Faz parte da certidão também a própria ficha de transferências temporárias onde é supostamente alterada a assinatura dos titulares desses direitos.
Face às declarações da assistente, que inicialmente omitiram a existência destas irregularidades indiciadas e o afirmar que o arguido teria imputado a sua autoria à assistente é pertinente a análise desses documentos para o tribunal indagar da possibilidade de existência de fundamento sério para as reputar como verdadeiras.
Dada a palavra ao ilustre mandatário da assistente pelo mesmo foi dito o seguinte:
O arguido aquando da sua audição deste julgamento pela Mma Juiz negou, peremptoriamente, ter proferido quaisquer expressões ou expressões pelas quais vem acusado.
Assim sendo, e porque o inquérito não passe simplesmente de um inquérito que pode levar à acusação ou ao arquivamento dos autos.
Caso no inquérito conste ou não dele algo que ligue a assistente no processo agora em julgamento a este não representa em relação a atribuição de qualquer irregularidade à ora assistente qualquer relevância para o processo de difamação agora a ser julgado.

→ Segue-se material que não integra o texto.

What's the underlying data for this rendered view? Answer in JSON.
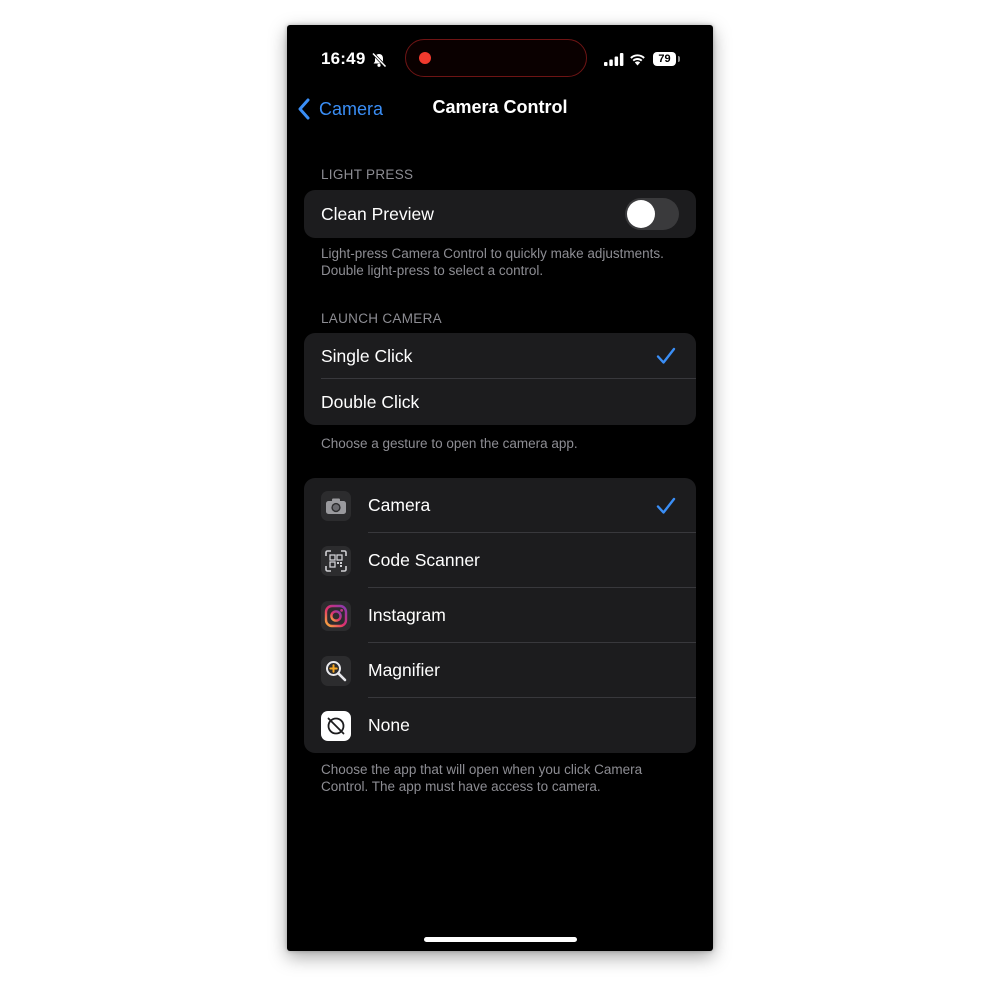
{
  "status_bar": {
    "time": "16:49",
    "battery": "79"
  },
  "nav": {
    "back_label": "Camera",
    "title": "Camera Control"
  },
  "light_press": {
    "header": "LIGHT PRESS",
    "clean_preview_label": "Clean Preview",
    "clean_preview_on": false,
    "footer": "Light-press Camera Control to quickly make adjustments. Double light-press to select a control."
  },
  "launch_camera": {
    "header": "LAUNCH CAMERA",
    "options": [
      {
        "label": "Single Click",
        "selected": true
      },
      {
        "label": "Double Click",
        "selected": false
      }
    ],
    "footer": "Choose a gesture to open the camera app."
  },
  "apps": {
    "items": [
      {
        "label": "Camera",
        "icon": "camera-icon",
        "selected": true
      },
      {
        "label": "Code Scanner",
        "icon": "qr-code-icon",
        "selected": false
      },
      {
        "label": "Instagram",
        "icon": "instagram-icon",
        "selected": false
      },
      {
        "label": "Magnifier",
        "icon": "magnifier-icon",
        "selected": false
      },
      {
        "label": "None",
        "icon": "none-icon",
        "selected": false
      }
    ],
    "footer": "Choose the app that will open when you click Camera Control. The app must have access to camera."
  },
  "colors": {
    "accent": "#3a8ef6",
    "background": "#000000",
    "cell": "#1c1c1e",
    "secondary_text": "#8d8d93",
    "recording": "#f03a2e"
  }
}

Creio pois que é de rejeitar, com todo o respeito por posição contrária a a a sua junção aos autos.
Dada a palavra à ilustre defensora do arguido pela mesma foi dito o seguinte:
A assistente não obstante o ser tem o dever de falar com verdade acerca dos factos que lhe são questionados por este tribunal.
Os documentos cuja junção a Digna Procuradora Adjunta requereu inserem-se no âmbito de um inquérito em que a ora assistente figura na qualidade de testemunha impendendo-lhe, por esse facto, igual dever de verdade.
O conteúdo de tais documentos contraria as declarações em primeira-mão pela assistente.
Nessa medida e em primeira linha está em causa o dever jurídico da verdade material, a sua junção aos presentes autos afigura-se-me pertinente.
Por outro lado não obstante o arguido ter declarado que não proferiu as expressões que lhe são imputadas na acusação, o certo é que atento o carácter aleatório do resultado da produção da prova e na medida em que como em qualquer causa de litigância, estamos perante teses perfeitamente opostas acerca do mesmo caso, não será de todo improvável que no decurso da presente audiência se produza prova em sentido contrário às declarações do arguido.
Nessa medida afigura-se-me essencial indagar das suas motivações embora colaterais, se tenham em qualquer altura revelado como pertinentes para fundar as convicções e motivações do arguido.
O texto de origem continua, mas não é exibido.